Захар Прилепин понимает, что во время войны документалистика и боевые сводки – дело, безусловно, важное, но в перспективе, увы, недолговечное, – новости умирают едва ли не быстрее людей. Вторую жизнь событию даёт именно укоренённый в сознании людей героический миф, и ничего дурного в этом нет, так было всегда. И в «Ополченском романсе» мы видим именно мифопоэтику – с щедро рассыпанным по страницам символизмом.
Второй рассказ сборника, «Шахта», устроен по-тарантиновски – в нём много крови, брани и при этом специфического юмора, даром что заканчивается он христианским жестом героев – у нас не языческие времена, всё-таки:
– ... что мы, звери, что ли, в шахту людей кидать, – продолжал бубнить, стягивая ботинки, Лютик. – Похоронили. По-человечески всё.
К героям таких книг нельзя подходить с мерками нашей обычной морали. Это очевидно, но напомнить всё же следует. Тарас Бульба не только убил Андрия (и принципиально не стал его хоронить, кстати), но и совершил вместе со своими казаками множество зверств. Про героев «Конармии» и говорить нечего. Не являются святыми и бойцы в «Ополченском романсе». Если б это была, например, книга о жизни русской провинции, приблатнённый неприятный Худой вызывал бы у читателя совершенно определённые чувства.

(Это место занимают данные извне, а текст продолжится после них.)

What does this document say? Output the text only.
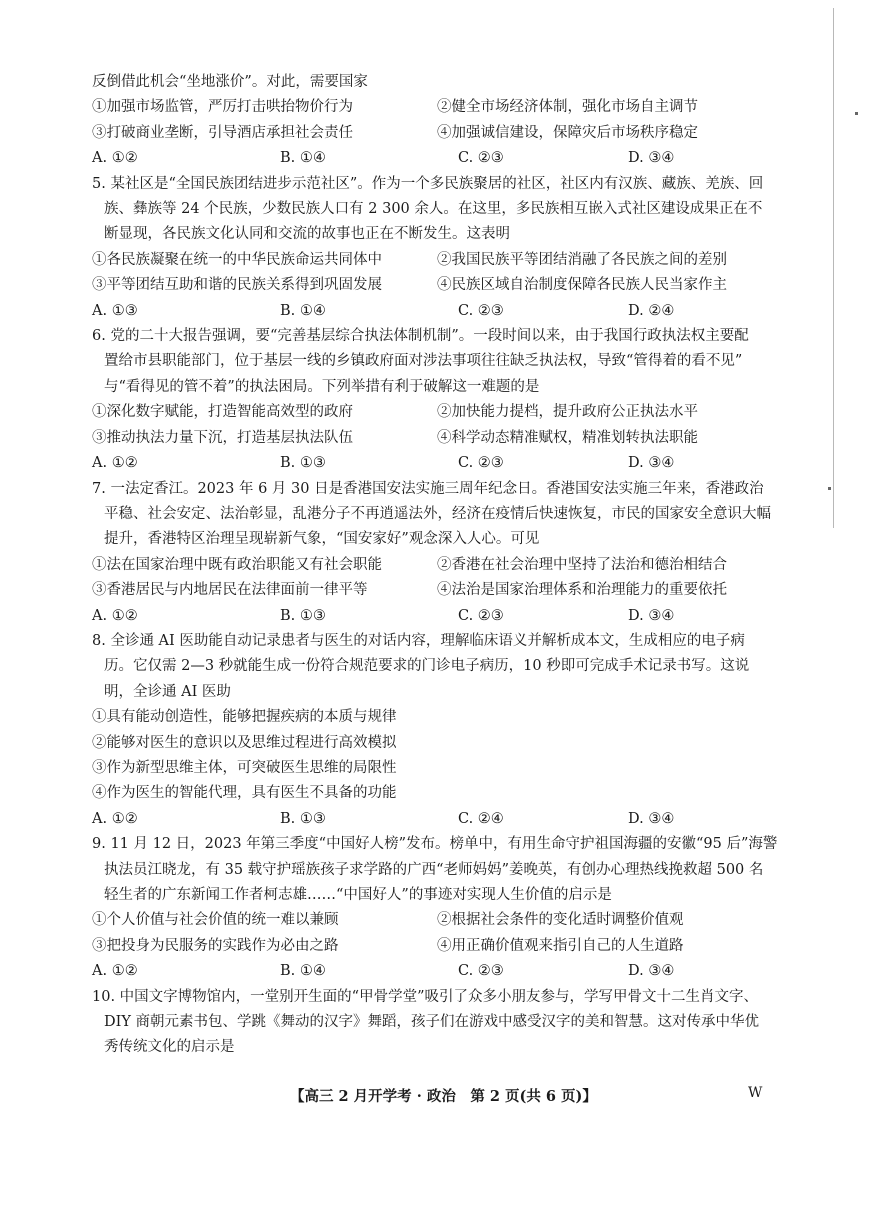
反倒借此机会“坐地涨价”。对此，需要国家
①加强市场监管，严厉打击哄抬物价行为	②健全市场经济体制，强化市场自主调节
③打破商业垄断，引导酒店承担社会责任	④加强诚信建设，保障灾后市场秩序稳定
A. ①②	B. ①④	C. ②③	D. ③④
5. 某社区是“全国民族团结进步示范社区”。作为一个多民族聚居的社区，社区内有汉族、藏族、羌族、回
族、彝族等 24 个民族，少数民族人口有 2 300 余人。在这里，多民族相互嵌入式社区建设成果正在不
断显现，各民族文化认同和交流的故事也正在不断发生。这表明
①各民族凝聚在统一的中华民族命运共同体中	②我国民族平等团结消融了各民族之间的差别
③平等团结互助和谐的民族关系得到巩固发展	④民族区域自治制度保障各民族人民当家作主
A. ①③	B. ①④	C. ②③	D. ②④
6. 党的二十大报告强调，要“完善基层综合执法体制机制”。一段时间以来，由于我国行政执法权主要配
置给市县职能部门，位于基层一线的乡镇政府面对涉法事项往往缺乏执法权，导致“管得着的看不见”
与“看得见的管不着”的执法困局。下列举措有利于破解这一难题的是
①深化数字赋能，打造智能高效型的政府	②加快能力提档，提升政府公正执法水平
③推动执法力量下沉，打造基层执法队伍	④科学动态精准赋权，精准划转执法职能
A. ①②	B. ①③	C. ②③	D. ③④
7. 一法定香江。2023 年 6 月 30 日是香港国安法实施三周年纪念日。香港国安法实施三年来，香港政治
平稳、社会安定、法治彰显，乱港分子不再逍遥法外，经济在疫情后快速恢复，市民的国家安全意识大幅
提升，香港特区治理呈现崭新气象，“国安家好”观念深入人心。可见
①法在国家治理中既有政治职能又有社会职能	②香港在社会治理中坚持了法治和德治相结合
③香港居民与内地居民在法律面前一律平等	④法治是国家治理体系和治理能力的重要依托
A. ①②	B. ①③	C. ②③	D. ③④
8. 全诊通 AI 医助能自动记录患者与医生的对话内容，理解临床语义并解析成本文，生成相应的电子病
历。它仅需 2—3 秒就能生成一份符合规范要求的门诊电子病历，10 秒即可完成手术记录书写。这说
明，全诊通 AI 医助
①具有能动创造性，能够把握疾病的本质与规律
②能够对医生的意识以及思维过程进行高效模拟
③作为新型思维主体，可突破医生思维的局限性
④作为医生的智能代理，具有医生不具备的功能
A. ①②	B. ①③	C. ②④	D. ③④
9. 11 月 12 日，2023 年第三季度“中国好人榜”发布。榜单中，有用生命守护祖国海疆的安徽“95 后”海警
执法员江晓龙，有 35 载守护瑶族孩子求学路的广西“老师妈妈”姜晚英，有创办心理热线挽救超 500 名
轻生者的广东新闻工作者柯志雄……“中国好人”的事迹对实现人生价值的启示是
①个人价值与社会价值的统一难以兼顾	②根据社会条件的变化适时调整价值观
③把投身为民服务的实践作为必由之路	④用正确价值观来指引自己的人生道路
A. ①②	B. ①④	C. ②③	D. ③④
10. 中国文字博物馆内，一堂别开生面的“甲骨学堂”吸引了众多小朋友参与，学写甲骨文十二生肖文字、
DIY 商朝元素书包、学跳《舞动的汉字》舞蹈，孩子们在游戏中感受汉字的美和智慧。这对传承中华优
秀传统文化的启示是
【高三 2 月开学考 · 政治　第 2 页(共 6 页)】	W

Но обстоятельства не только раскрывают героев по-другому, но и придают им глубину. И дело здесь не в пошлом «Война спишет всё». Отринувший личное, готовый «отдать жизнь за други своя» становится больше своего предела, выламывается из него.
В хорошем сборнике романсов, этого удивительного музыкального жанра, «жестокие романсы» обыкновенно чередуются с тончайшей лирикой – таких мест в книге тоже много:
«Всё потому, что на фоне обычной семейной музыки – в оркестровке битых тарелок и перевёрнутых кастрюль, материнского крика и отцовского рычания, – ребёнок запомнил тонкую мелодию счастья: он идёт посередине, слева мама, справа папа, – две руки в ладонях: раз, и через лужу перенесли... даже лужи не было, просто перенесли».
Также напомним, что романсы обычно исполняли различные певцы и музыканты на стихи известных поэтов (Вертинский – скорее исключение, хотя и частичное). В отличие от книги «Некоторые не попадут в ад», самого Захара Прилепина как героя в «Ополченском романсе» нет совсем – пишет он, но исполняют совсем другие.
Наконец, финал героического мифа может быть трагичным, но вот пессимистическим – никак. Вдохновенные слова того же Тараса Бульбы о вере, родине и товариществе выводят его смерть за пределы обыкновенной «мрачной концовки» – есть что-то большее даже за этой смертью, и читатель это понимает.
«Смертию смерть поправ и сущим во гробех живот даровав», – неизвестный гениальный автор православного тропаря это понимал.
Потому завершается всё в «Ополченском романсе» не проблемой ненужности недавних «богов войны» в мирной России, не сложностями их адаптации (хотя это в книге тоже есть) и уж тем более не заезженным «посттравматическим синдромом» (а этого, к счастью, нет). А другим, совершенно другим:
«Скрип невероятным образом вывернулся посреди горячего донецкого воздуха – будучи уже на полпути к небу – и в развороте упал на землю, головой к Лютику и Лесенцову, миг спустя подняв своё навек запылённое казахское лицо.
– Налево! – чётко сказал Лесенцов. – Я родину люблю, – и выпал из сознания».